California, Texas, Florida, New York and Georgia reported the most identity theft cases to the Federal Trade Commission (FTC) in 2018, according to most recent available data.

Of the nearly three million fraud cases reported to the FTC, there were 444,602 cases of identity theft in 2018. They accounted for 14.85 percent of all cases and represent the third most common type of fraud.

Identity theft, one type of financial fraud, involves the criminal practice of obtaining a person’s information and personal details to use for fraudulent purposes.

California reported 73,668 cases, Texas reported 45,030, Florida reported 37,797, New York reported 24,248, and Georgia, 23,871. Vermont reported the least number of identity theft cases.

Georgia, Nevada and California were the top three states for identity theft by population, according to an analysis of the data published by The Motley Fool.

Although Georgia consistently ranked among the worst states for identity theft, the Motley Fool report found that the state with the most identity theft reports per capita fluctuated. In 2017 and 2016, Michigan ranked worst; in 2015, Missouri ranked worst; and Florida ranked worst in 2014.

Identity theft victims between the ages of 30 and 39 were targeted the most, according to FTC data. This age group accounted for 26.1 percent of all identity theft reports. However, the breakdown of identity theft by age doesn’t include all identity theft reports, the Motley Fool report notes, because not all reports include a victim’s age.

Credit card fraud is the most common type of identity theft, according to the FTC, representing 29.1 percent of total cases reported, nearly triple of those reported since 2014.

Data breaches contributed to identity theft and credit card fraud. Almost 450 million records containing personal data were exposed through data breaches in 2018.

Hacking accounted for 39 percent of data breaches in 2018, according to the report.

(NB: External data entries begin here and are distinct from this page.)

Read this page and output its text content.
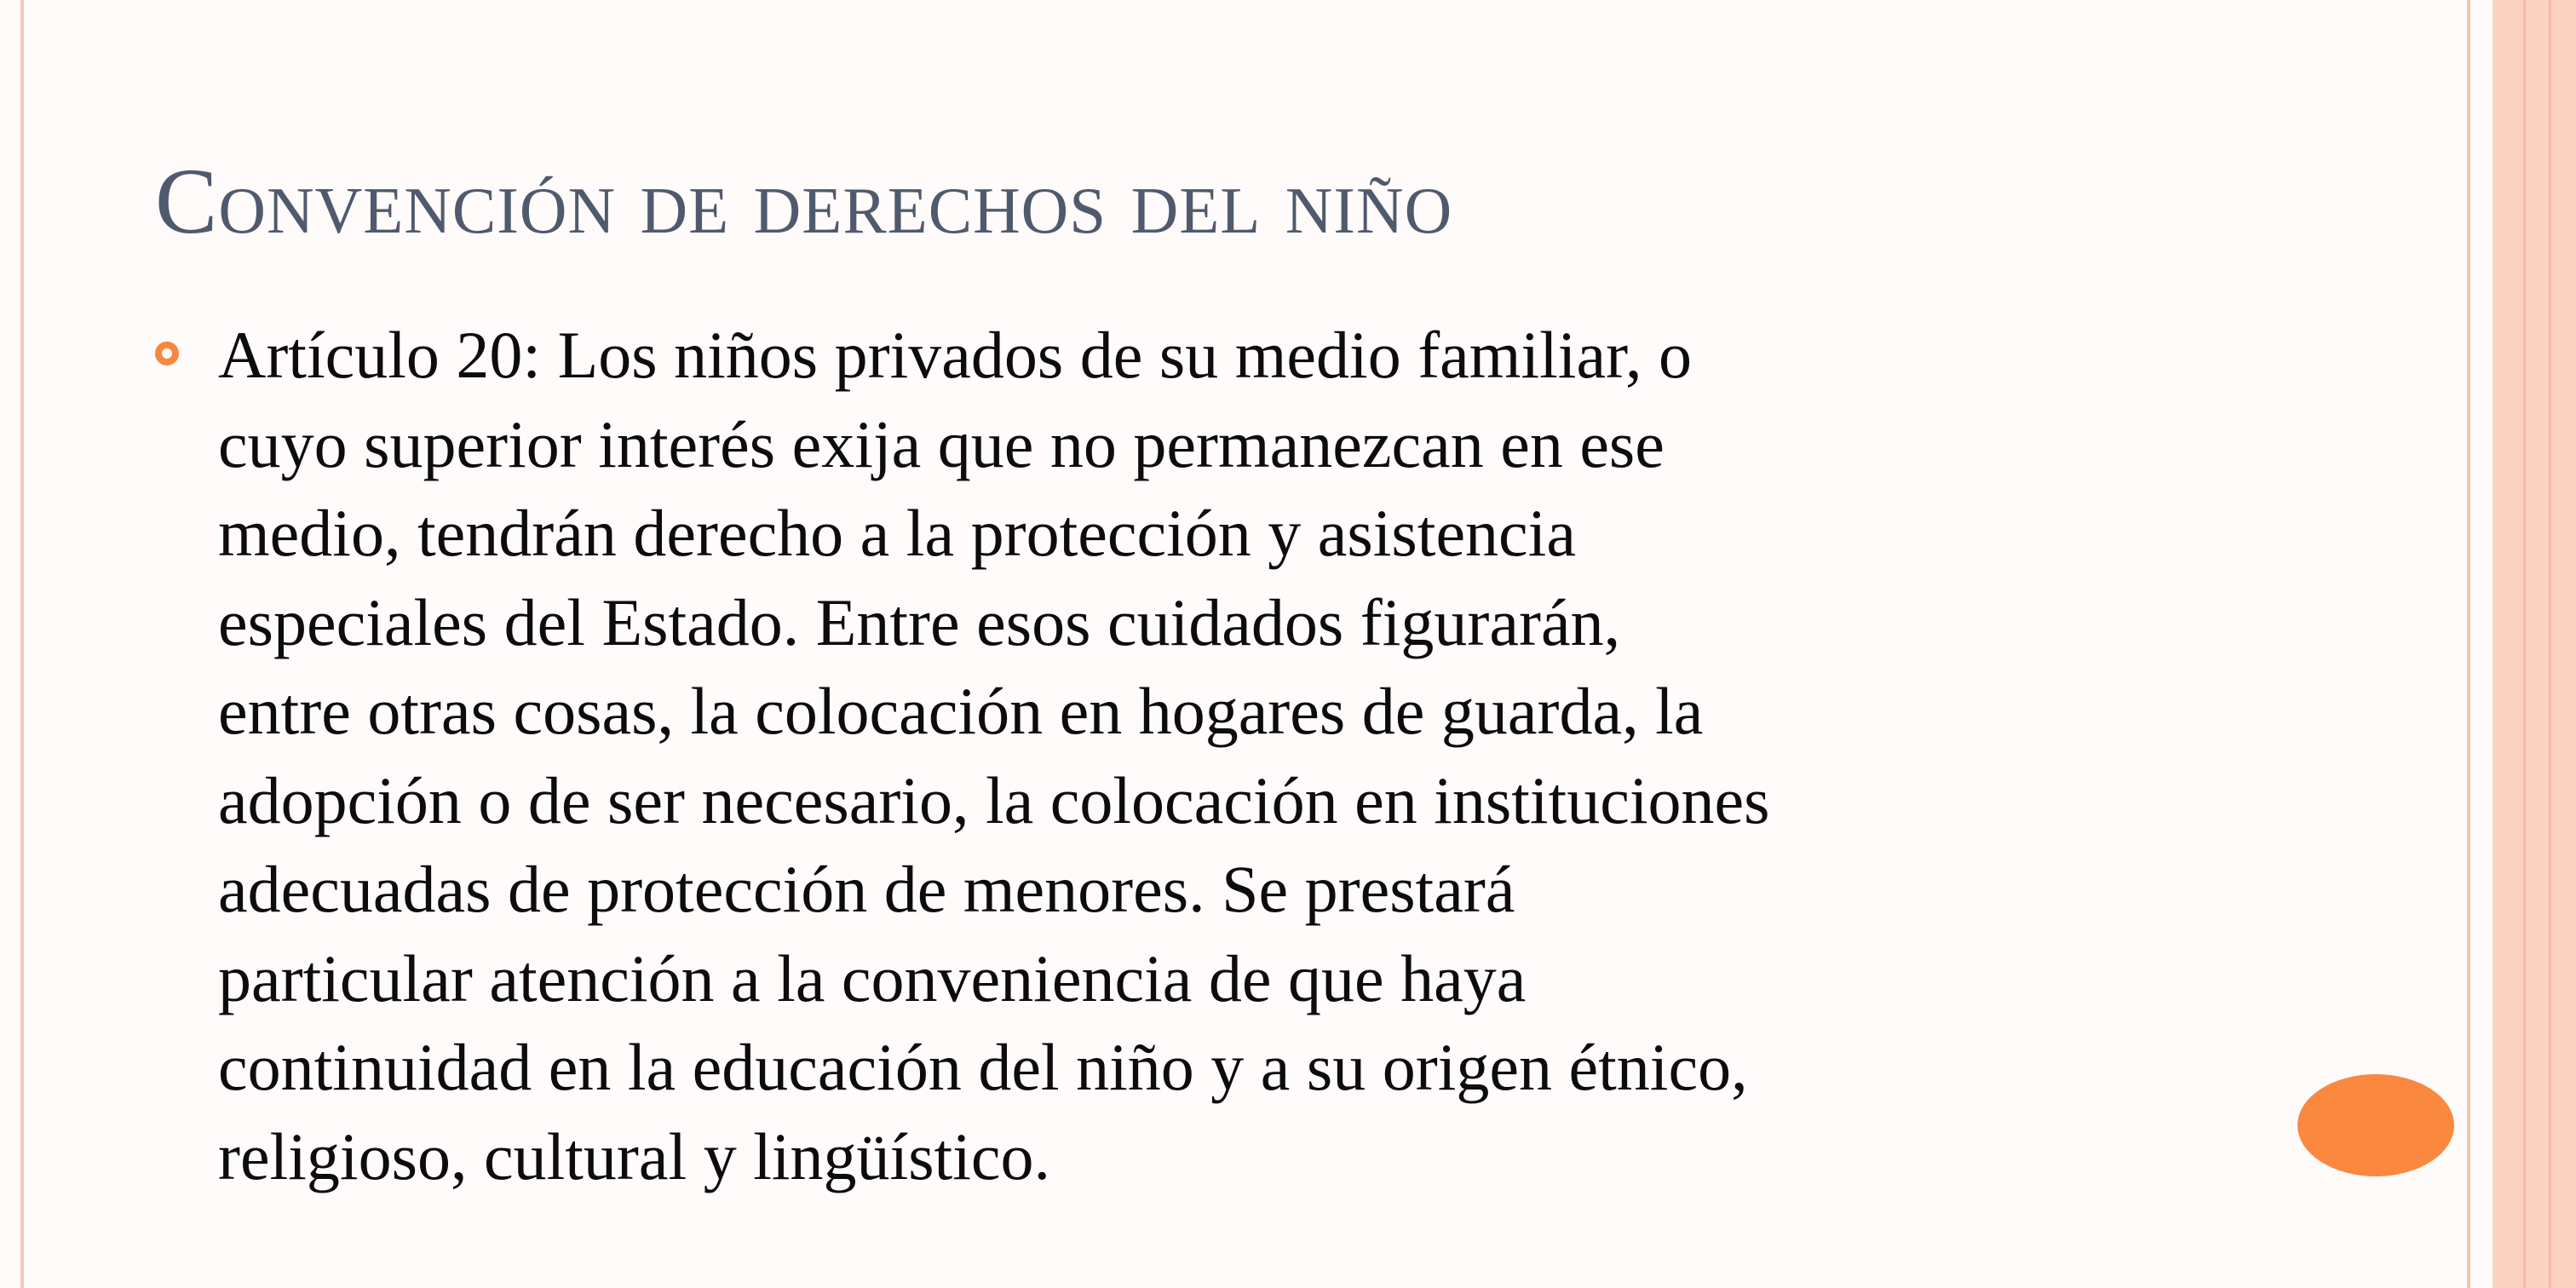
Convención de derechos del niño
Artículo 20: Los niños privados de su medio familiar, o
cuyo superior interés exija que no permanezcan en ese
medio, tendrán derecho a la protección y asistencia
especiales del Estado. Entre esos cuidados figurarán,
entre otras cosas, la colocación en hogares de guarda, la
adopción o de ser necesario, la colocación en instituciones
adecuadas de protección de menores. Se prestará
particular atención a la conveniencia de que haya
continuidad en la educación del niño y a su origen étnico,
religioso, cultural y lingüístico.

To protect against fraud, the Motley Fool suggests that consumers monitor their credit history, and especially watch out for new accounts opened in their name without their knowledge. Two effective options to consider, it suggests, include creating credit fraud alerts, which require lenders to take additional verification steps before opening an account, and implementing credit freezes, which prevent anyone from accessing credit reports.